Amman was impossible for me in particular, but I’ll always remember it, and the country surrounding it, as stunningly beautiful. I’m grateful for having experienced life there – even if I couldn’t hang on to it, even though it was too hard. I have no feelings of bitterness and regret. Some of that surely has to do with luck, but some of it also has to do with the fact that I noticed Amman, and the people living in it.

When I read Anna Blundy’s descriptions of poor wee expats being trampled over by life in “chaotic and brutal” Moscow “that fosters a feeling of nothing to lose,” I wonder if these people and I live in the same city after all. I mean, don’t get me wrong – chaos and brutality are things I associate with Moscow as well (I spent 12 years in the good ol’ South, and my native Kiev is, to borrow the words of the playwright and screenwriter Natalia Vorozhbit, “a quiet little swamp”), but I also associate beauty with Moscow. Moscow is lying in the grass in the park until five a.m. in the summer, and snow squeaking underfoot in the winter. It’s a place where your friends are unashamed to quote poetry at the dinner table once the evening begins to wind down. It’s blizzards being suddenly overtaken by an endless blue sky and the setting sun setting ice floes on the Moskva river on fire. In Moscow, people still argue about theater like it matters. Prominent journalists write profanity-laced personal blogs. Dagestani taxi cab drivers hand you mint candy when you like down in the backseat, wailing about how pregnancy makes you car-sick.

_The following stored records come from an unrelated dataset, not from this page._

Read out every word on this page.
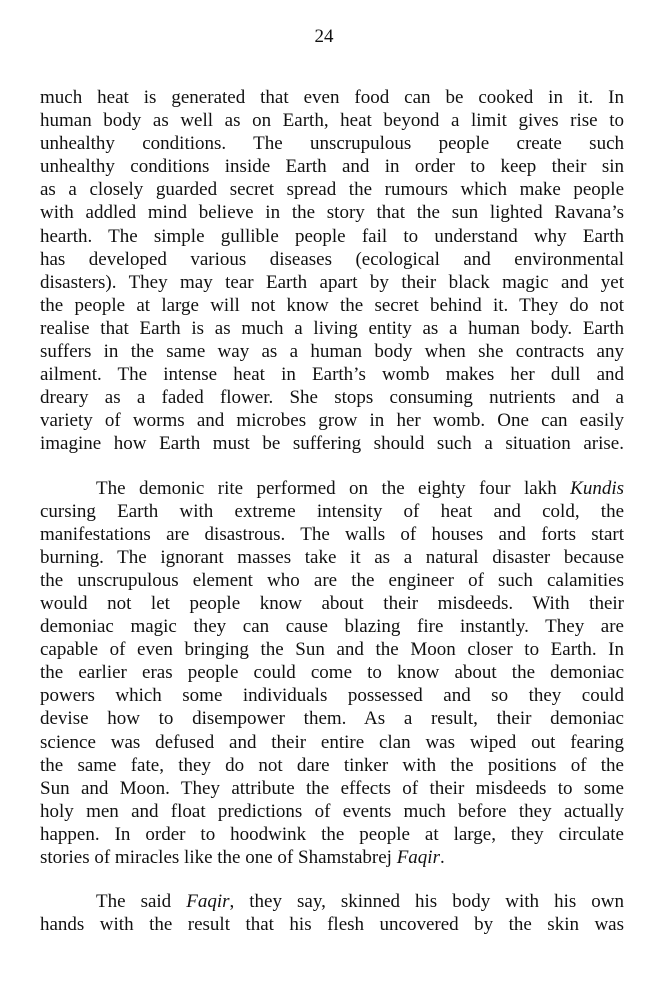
24

much heat is generated that even food can be cooked in it. In
human body as well as on Earth, heat beyond a limit gives rise to
unhealthy conditions. The unscrupulous people create such
unhealthy conditions inside Earth and in order to keep their sin
as a closely guarded secret spread the rumours which make people
with addled mind believe in the story that the sun lighted Ravana’s
hearth. The simple gullible people fail to understand why Earth
has developed various diseases (ecological and environmental
disasters). They may tear Earth apart by their black magic and yet
the people at large will not know the secret behind it. They do not
realise that Earth is as much a living entity as a human body. Earth
suffers in the same way as a human body when she contracts any
ailment. The intense heat in Earth’s womb makes her dull and
dreary as a faded flower. She stops consuming nutrients and a
variety of worms and microbes grow in her womb. One can easily
imagine how Earth must be suffering should such a situation arise.

The demonic rite performed on the eighty four lakh Kundis
cursing Earth with extreme intensity of heat and cold, the
manifestations are disastrous. The walls of houses and forts start
burning. The ignorant masses take it as a natural disaster because
the unscrupulous element who are the engineer of such calamities
would not let people know about their misdeeds. With their
demoniac magic they can cause blazing fire instantly. They are
capable of even bringing the Sun and the Moon closer to Earth. In
the earlier eras people could come to know about the demoniac
powers which some individuals possessed and so they could
devise how to disempower them. As a result, their demoniac
science was defused and their entire clan was wiped out fearing
the same fate, they do not dare tinker with the positions of the
Sun and Moon. They attribute the effects of their misdeeds to some
holy men and float predictions of events much before they actually
happen. In order to hoodwink the people at large, they circulate
stories of miracles like the one of Shamstabrej Faqir.

The said Faqir, they say, skinned his body with his own
hands with the result that his flesh uncovered by the skin was
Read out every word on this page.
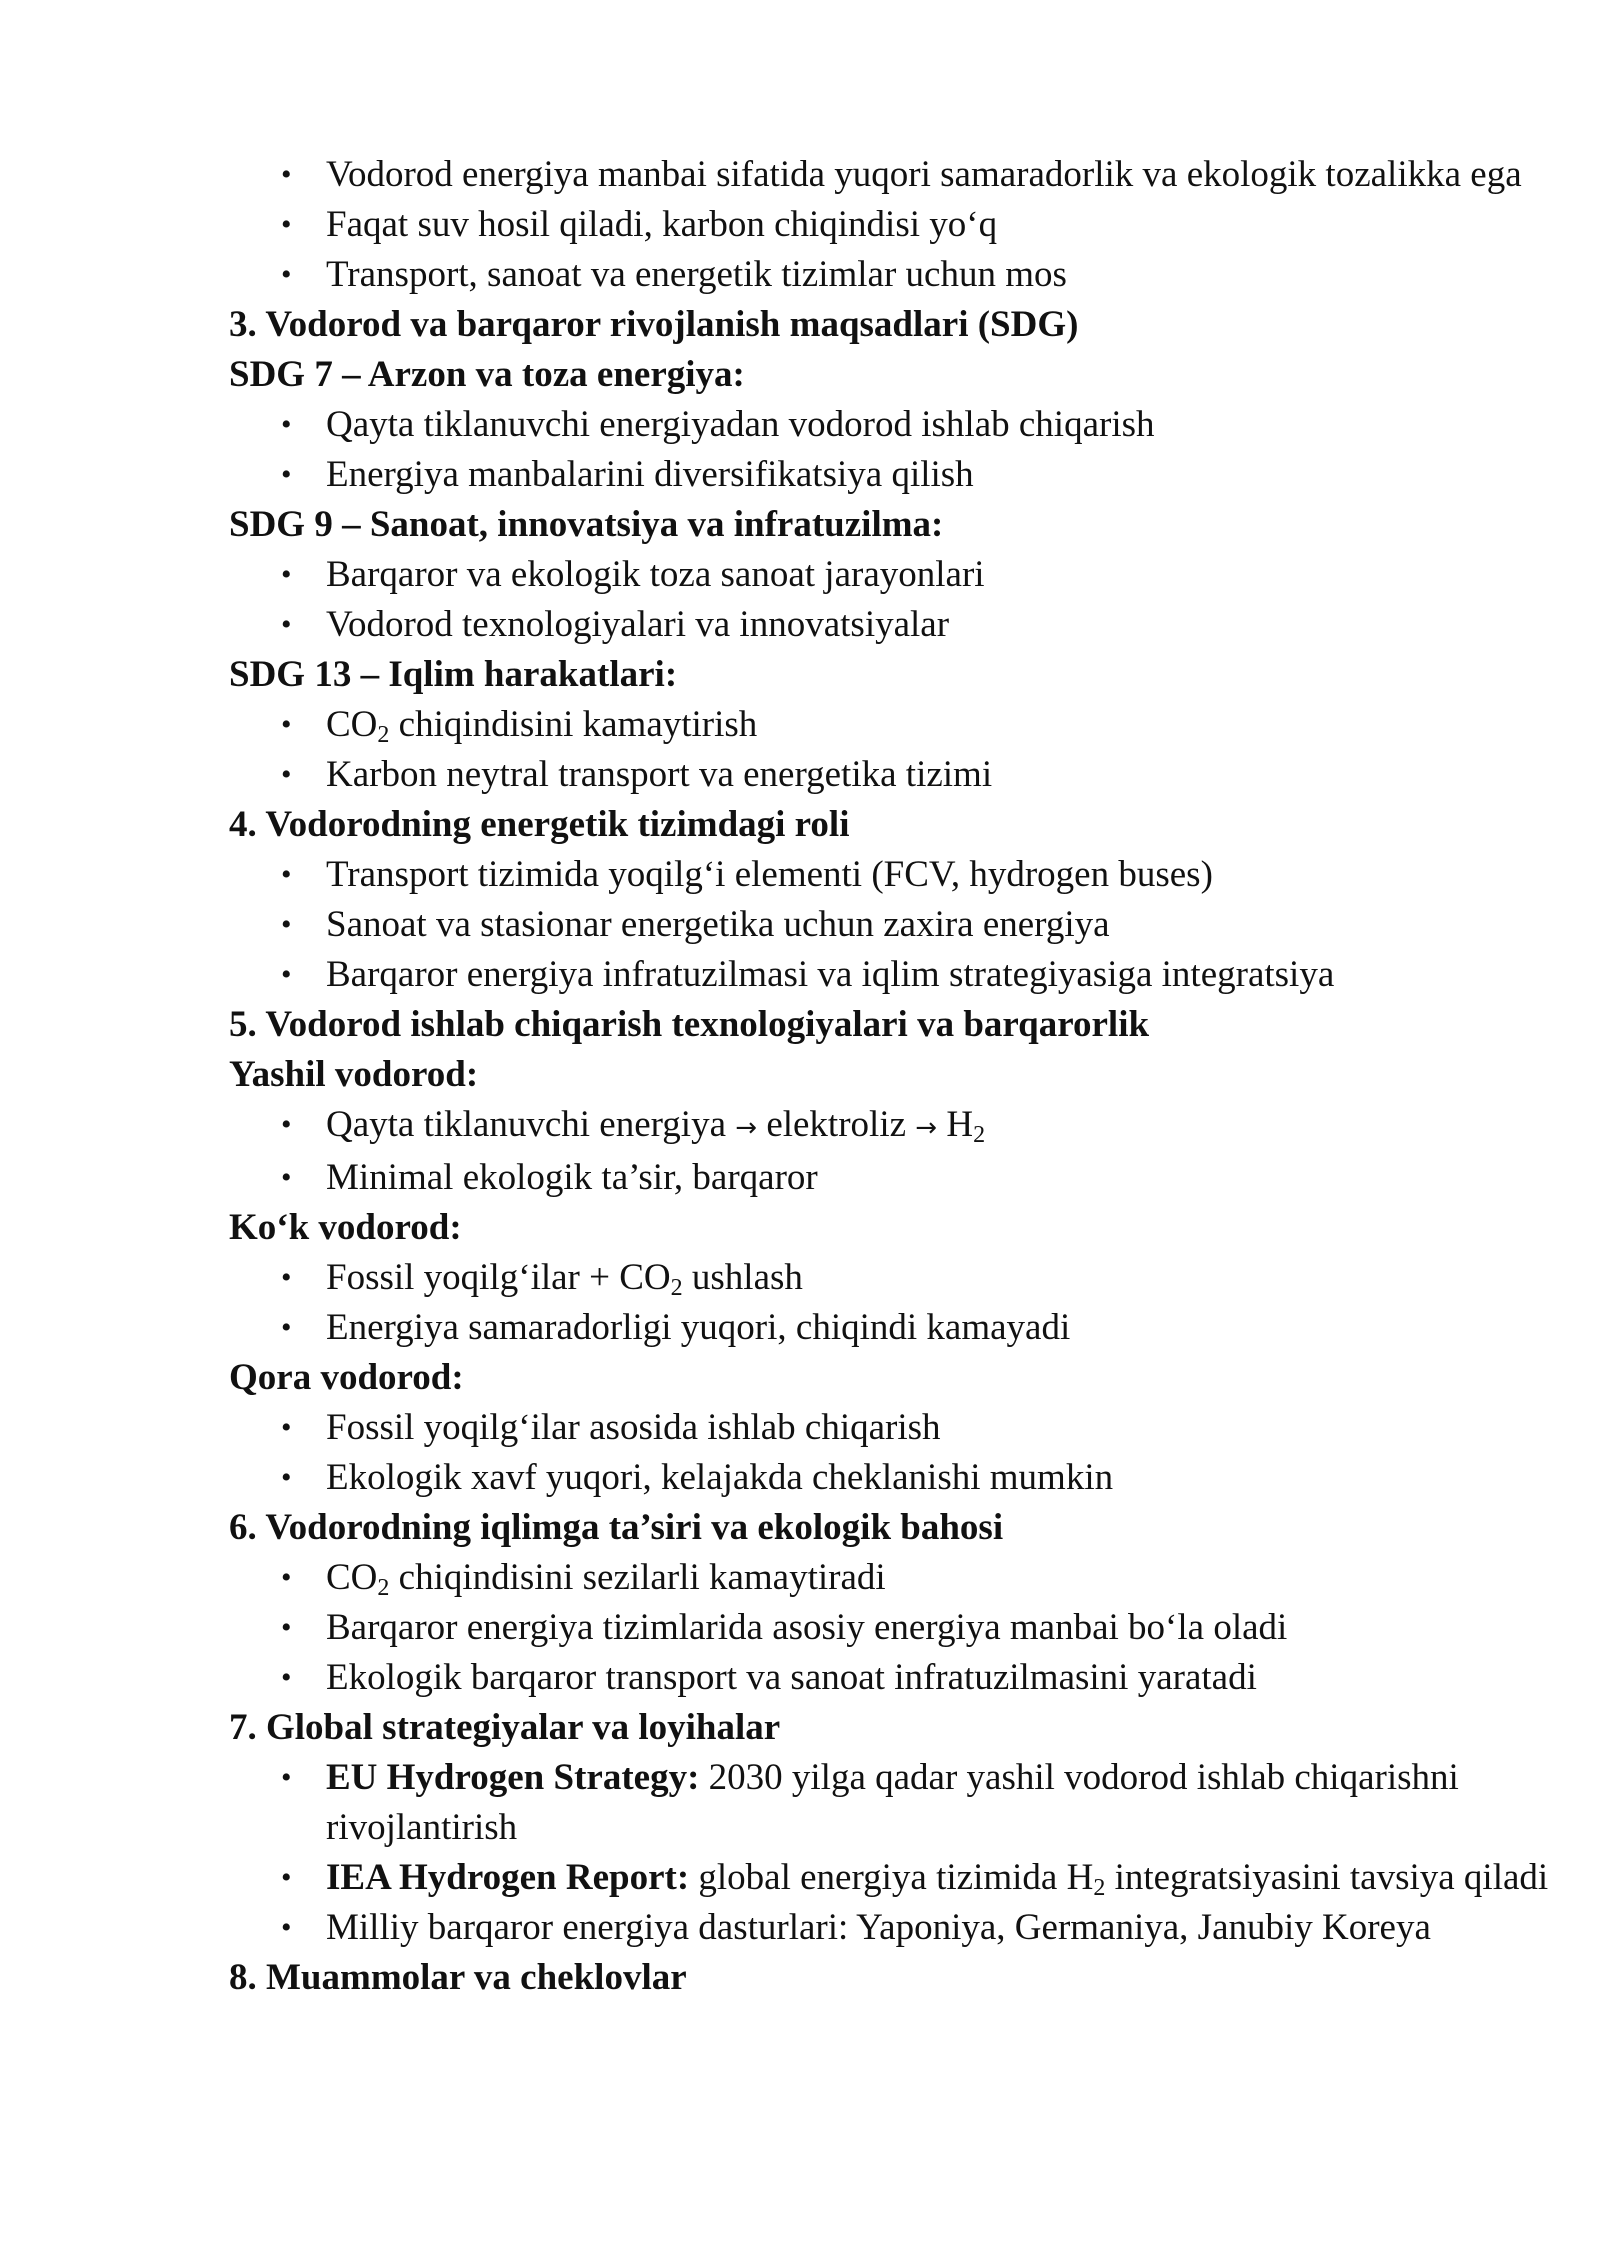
• Vodorod energiya manbai sifatida yuqori samaradorlik va ekologik tozalikka ega
• Faqat suv hosil qiladi, karbon chiqindisi yo‘q
• Transport, sanoat va energetik tizimlar uchun mos
3. Vodorod va barqaror rivojlanish maqsadlari (SDG)
SDG 7 – Arzon va toza energiya:
• Qayta tiklanuvchi energiyadan vodorod ishlab chiqarish
• Energiya manbalarini diversifikatsiya qilish
SDG 9 – Sanoat, innovatsiya va infratuzilma:
• Barqaror va ekologik toza sanoat jarayonlari
• Vodorod texnologiyalari va innovatsiyalar
SDG 13 – Iqlim harakatlari:
• $CO_2$ chiqindisini kamaytirish
• Karbon neytral transport va energetika tizimi
4. Vodorodning energetik tizimdagi roli
• Transport tizimida yoqilg‘i elementi (FCV, hydrogen buses)
• Sanoat va stasionar energetika uchun zaxira energiya
• Barqaror energiya infratuzilmasi va iqlim strategiyasiga integratsiya
5. Vodorod ishlab chiqarish texnologiyalari va barqarorlik
Yashil vodorod:
• Qayta tiklanuvchi energiya → elektroliz → $H_2$
• Minimal ekologik ta’sir, barqaror
Ko‘k vodorod:
• Fossil yoqilg‘ilar + $CO_2$ ushlash
• Energiya samaradorligi yuqori, chiqindi kamayadi
Qora vodorod:
• Fossil yoqilg‘ilar asosida ishlab chiqarish
• Ekologik xavf yuqori, kelajakda cheklanishi mumkin
6. Vodorodning iqlimga ta’siri va ekologik bahosi
• $CO_2$ chiqindisini sezilarli kamaytiradi
• Barqaror energiya tizimlarida asosiy energiya manbai bo‘la oladi
• Ekologik barqaror transport va sanoat infratuzilmasini yaratadi
7. Global strategiyalar va loyihalar
• EU Hydrogen Strategy: 2030 yilga qadar yashil vodorod ishlab chiqarishni rivojlantirish
• IEA Hydrogen Report: global energiya tizimida $H_2$ integratsiyasini tavsiya qiladi
• Milliy barqaror energiya dasturlari: Yaponiya, Germaniya, Janubiy Koreya
8. Muammolar va cheklovlar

I don’t care to classify Moscow as a “good” or “bad” place, but it certainly is a place, and I think that most people I know, expat or local, do, in fact, have a multi-dimensional view of it. I feel that the writing of Deirdre Clark, for example, is much more nuanced than people give her credit for. And it’s an honour to work with someone like Phoebe Taplin, who notices things about Moscow that many people who were born here have so far missed out on. It’s not about being June Cleaver and not going on benders (being pregnant right now, I do miss the benders), it’s about seeing beyond the benders. It’s about visiting a museum every once in a while, or, I don’t know, buying a CD off one of those street artists who’s actually pretty good. Or discovering you really do like Uzbek food.

In the immortal words of Foamy, “Live. Fucking. Life.” – Not because you’ll necessarily spend the rest of it here, but because whatever time on earth you do dedicate to Moscow will matter just as much as anything else, in the end.